Avec une douloureuse lucidité, Etty indique les motivations les plus profondes, les raisons métaphysiques du génocide : le monde ne peut changer si ne changent d’abord le cœur et la mentalité de chaque individu. Voilà le changement le plus radical qui demande une lutte plus dure. La victoire ne sera possible que si l’on réveille dans la conscience de l’homme l’image de Dieu. Pour cela, Etty s’exclame avec force : “Je ramènerai à la vie ce qui, chez les vivants, est déjà mort : ainsi n’y aura-t-il plus que la vie, une grande vie universelle, mon Dieu”. Etty veut devenir médiatrice entre Dieu et les hommes : “Je servirai moi-même de médiatrice pour tous ceux que je pourrai atteindre”. La relation je-tu s’ouvre au troisième terme : elle est vécue non dans l’espace fermé de son propre je, dans un intimisme solipsiste, mais au milieu des baraques du camp de concentration. En se chargeant d’une pauvre humanité, Etty assume la mission de rallumer dans le cœur de l’homme l’étincelle de l’Éternel, de faire découvrir à chacun son unicité dans le dialogue profond avec Dieu.

Cette originalité est aussi la tâche de la mission chrétienne. Laisser émerger les hommes de la multitude, les appeler par nom, donner un nom à l’aimé, faire en sorte qu’il ait une valeur unique. Ce n’est pas l’humanité, ce n’est pas l’homme en général, mais l’homme concret que je suis qui est le centre, le cœur de tout l’univers, le terme de l’amour de Dieu.

Etty croit jusqu’aux conséquences les plus extrêmes que pour vaincre la trahison, l’abrutissement, la division qui rendent l’homme pareil à une bête féroce, même dans la condition de victime innocente, la seule chose que nous pouvons sauver et “aussi la seule chose qui compte : c’est un peu de toi en nous, mon Dieu”. Voilà le défi qu’Etty lance à elle-même, à ses gens, à ses bourreaux.
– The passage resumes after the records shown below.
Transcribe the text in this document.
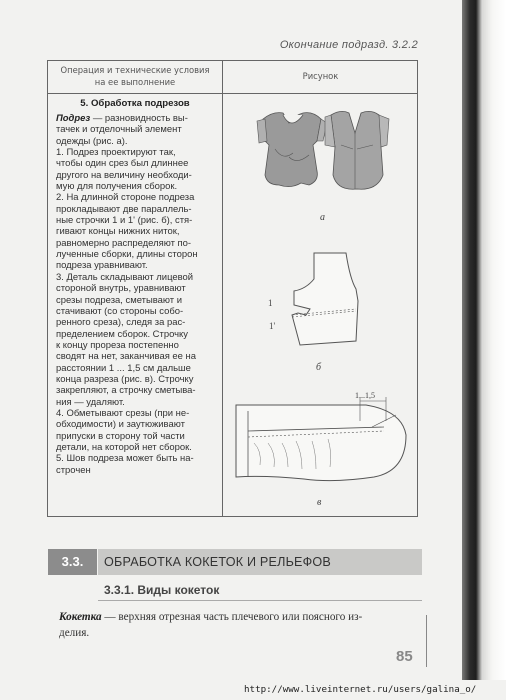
Окончание подразд. 3.2.2
Операция и технические условия
на ее выполнение
Рисунок
5. Обработка подрезов

Подрез — разновидность вы-

тачек и отделочный элемент

одежды (рис. а).

1. Подрез проектируют так,

чтобы один срез был длиннее

другого на величину необходи-

мую для получения сборок.

2. На длинной стороне подреза

прокладывают две параллель-

ные строчки 1 и 1' (рис. б), стя-

гивают концы нижних ниток,

равномерно распределяют по-

лученные сборки, длины сторон

подреза уравнивают.

3. Деталь складывают лицевой

стороной внутрь, уравнивают

срезы подреза, сметывают и

стачивают (со стороны собо-

ренного среза), следя за рас-

пределением сборок. Строчку

к концу прореза постепенно

сводят на нет, заканчивая ее на

расстоянии 1 ... 1,5 см дальше

конца разреза (рис. в). Строчку

закрепляют, а строчку сметыва-

ния — удаляют.

4. Обметывают срезы (при не-

обходимости) и заутюживают

припуски в сторону той части

детали, на которой нет сборок.

5. Шов подреза может быть на-

строчен

а
1
1'
б
1...1,5
в
3.3.	ОБРАБОТКА КОКЕТОК И РЕЛЬЕФОВ
3.3.1. Виды кокеток
Кокетка — верхняя отрезная часть плечевого или поясного из-
делия.
85
http://www.liveinternet.ru/users/galina_o/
La responsabilité pour l’autre

Dans cet élan, elle partage volontairement le sort de ses gens. Elle veut être du côté de son peuple et avec son peuple, faire sienne sa souffrance, malgré la possibilité qu’elle a de se sauver.

Ce sens de la responsabilité pour autrui n’a rien à voir avec une exaltation de la souffrance. Celle-ci ne doit être ni justifiée, ce serait immoral, ni recherchée non plus, ce serait pervers. C’est plutôt à cause du fait d’être des hommes que l’on se trouve impliqué dans la souffrance : “Il n’est pas au-dessous de la dignité humaine – réfléchit Etty – de souffrir”, c’est-à-dire : on peut souffrir de manière digne, ou indigne de l’homme. Ce qui compte “c’est la façon de la supporter, savoir lui assigner sa place dans la vie tout en continuant à accepter cette vie”. La responsabilité pour autrui suppose d’abord qu’une conscience se mette à la place d’une autre, sans pour autant que cette dernière soit éliminée de sa place, déchargée à son tour de sa propre responsabilité. Voilà la dynamique à laquelle Etty prend consciemment part lorsqu’en observant la vie tragique et agressive des prisonniers des baraques de Westerbork elle affirme :

“Laissez-moi être la baraque-refuge de la meilleure part de vous-mêmes, cette part certainement présente en chacun de vous. Je n’ai pas tant à agir, je veux seulement être là. De ce corps, laissez-moi donc être l’âme. Et chez chacun de ces gens, j’ai trouvé en effet un geste, un regard, qui dépassait de loin leur niveau habituel et dont ils avaient sans doute à peine conscience. Et je m’en sentais la dépositaire”.

Passion pour la beauté et le sens de la vie

La richesse intérieure d’Etty et de sa confiance en Dieu n’exorcise pas la beauté terrestre et la passion humaine. L’ascèse n’est pas pour elle la négation de la vie terrestre, mais plutôt sa plus profonde célébration. Etty aime la vie : elle mange volontiers, elle veut être femme, désire les belles choses, la tendresse lui fait plaisir, elle ne cache pas ses passions. Elle entre en contact avec Dieu non malgré son existence physique, mais bien en elle et grâce à elle.

L’attirance vers la beauté de la vie qui culmine dans l’ouverture à l’autre est quelque chose qui fascine dans la personnalité de cette jeune juive. Dans un monde qui hait ou reste passif à regarder, Etty a eu le courage de faire un choix fondamental : ne pas entrer dans la spirale de la haine, croire que Dieu est le sens le plus profond de la vie et le communiquer à l’autre. Fidèle à cette option fondamentale, elle a offert sa jeune existence. Dans l’attitude où l’homme rencontre son partenaire comme le je face au Tu, il atteint aussi le plus haut degré de son développement humain. Etty résume ainsi sa vie :

“Quelle étrange histoire, tout de même, que la mienne, celle de la fille qui ne savait pas s’agenouiller. Ou – variante – de la fille qui a appris à prier. C’est mon geste le plus intime, plus intime encore que ceux que j’ai dans l’intimité d’un homme”.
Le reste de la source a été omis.